As the families of abuse victims at Hillcroft nursing home speak of their anger, Morecambe’s MP is fighting for a change in the law.
David Morris today called an emergency meeting of the Care Bill Committee to try to secure legislation that would mean care home managers could be found culpable in abuse cases.
An investigation by the Care Quality Commission is ongoing and Hillcroft remains under intense scrutiny. At present care home managers can’t be prosecuted retrospectively.
Chris Haywood, 37, from Lancaster, whose father Ken was abused, is set to appear on ITV1’s flagship daytime show This Morning on Friday, to share his story with the nation.
He said: “The sentences were expected. I’m not pleased that anyone has gone to prison, there’s no celebration from my side, but justice has been done and we are happy to draw a line underneath it all.
“I’ve sat in a room with the Care Quality Commission and David Morris MP to discuss putting forward suggestions for the new Care Bill, which hasn’t been touched since 1940s. It would mean the owner of a care home could also go to prison.
“I haven’t received any apology from the owners of Hillcroft, of Carins, Pearson or Moore. Darren Smith apologised in court through his solicitor.
“All the families feel very aggrieved that we haven’t had that apology from Hillcroft’s owners.
“Katie Cairns, who stamped on my father’s foot, hasn’t made any apology whatsoever.
“People pay for care for their loved ones and, if you pay for a service and you don’t get it, you would expect to get your money back. We have had nothing back.
“We didn’t just not get the service we paid for, we got the opposite - our loved ones were abused.”
At the sentence hearing on Friday, Michael Rowlinson, the son of one of the abused patients, read out a statement.
He said: “What type of person treats others with such disrespect?
“My dad is a retired chartered surveyor and has been married to my mum for 57 years. By Christmas 2009, his Alzheimer’s got worse and it had become to difficult to care for him at home. In summer 2010 he moved into Hillcroft. In May 2012 we found out my dad had been subjected to abuse and humiliation.
“We don’t know how dad feels about it because of his illness but we know he would not have tolerated this type of behaviour if he had seen it happen to others.
“We feel angry that this could have been allowed to happen to dad and sorry that mum had to know about it.
“We hope that this sentence will reflect the crimes which have been committed against vulnerable people who couldn’t look after themselves.

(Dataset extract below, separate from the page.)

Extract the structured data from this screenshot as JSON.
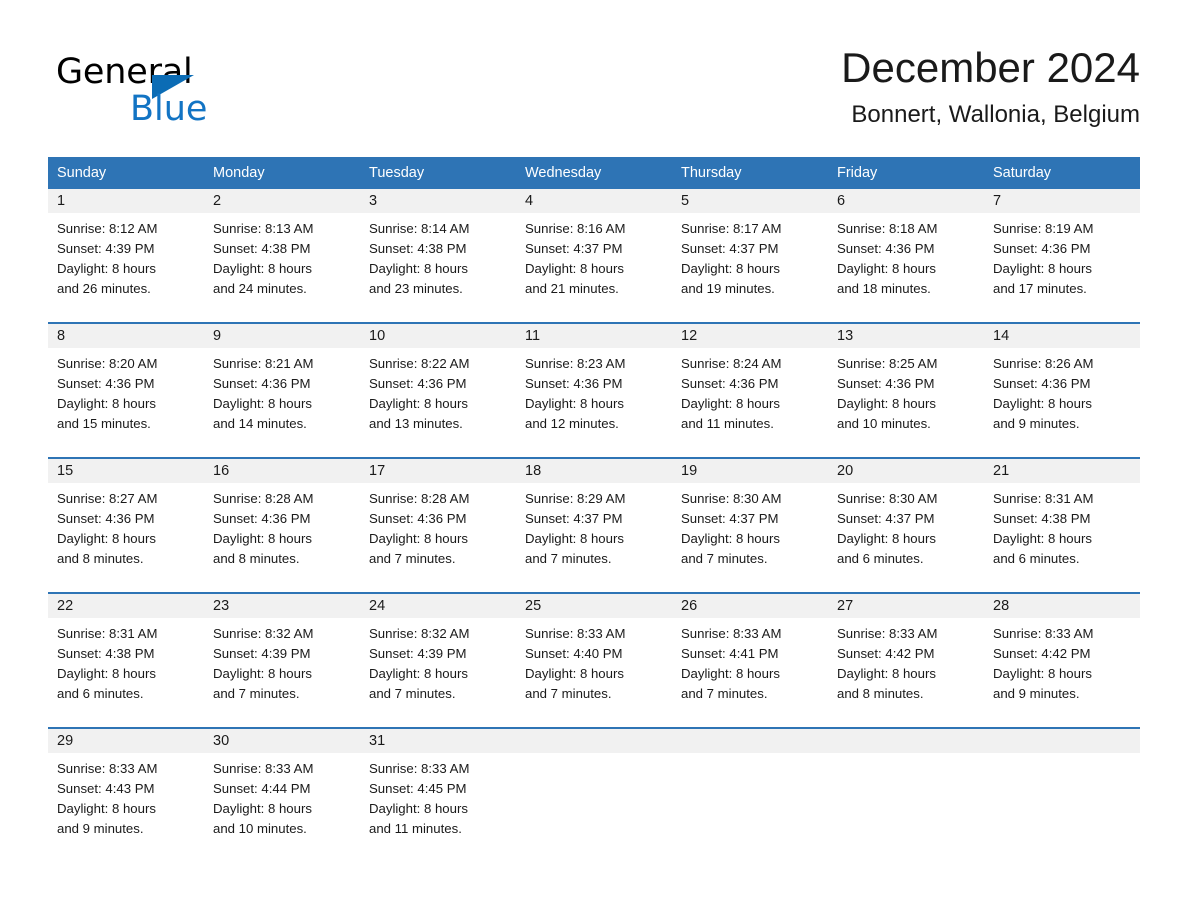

“It seems clear that managers covered up the allegations and failed in their basic duty to provide safe care for residents. They have not been held accountable properly by the Care Quality Commission and it took an unacceptable length of time to involve the police.
“We are still waiting for formal apologies from the defendants and the directors of Hillcroft.”
In a victim impact statement read out in court, Amanda Broadbent, the daughter of one of the victims, described the devastation the revelations have had on the family.
She said: “We feel a huge amount of guilt. We moved my father to the home thinking it would be the best place for his care.
“He is an exceptional father and we love him dearly and we have found it very distressing to listen to the evidence given at the trial.
“I have struggled to sleep at night and find it difficult to understand what has happened and how somebody would treat someone in this way.”
Morecambe’s MP David Morris has called for the owners of the Hillcroft nursing home to apologise to the relatives of patients who were abused.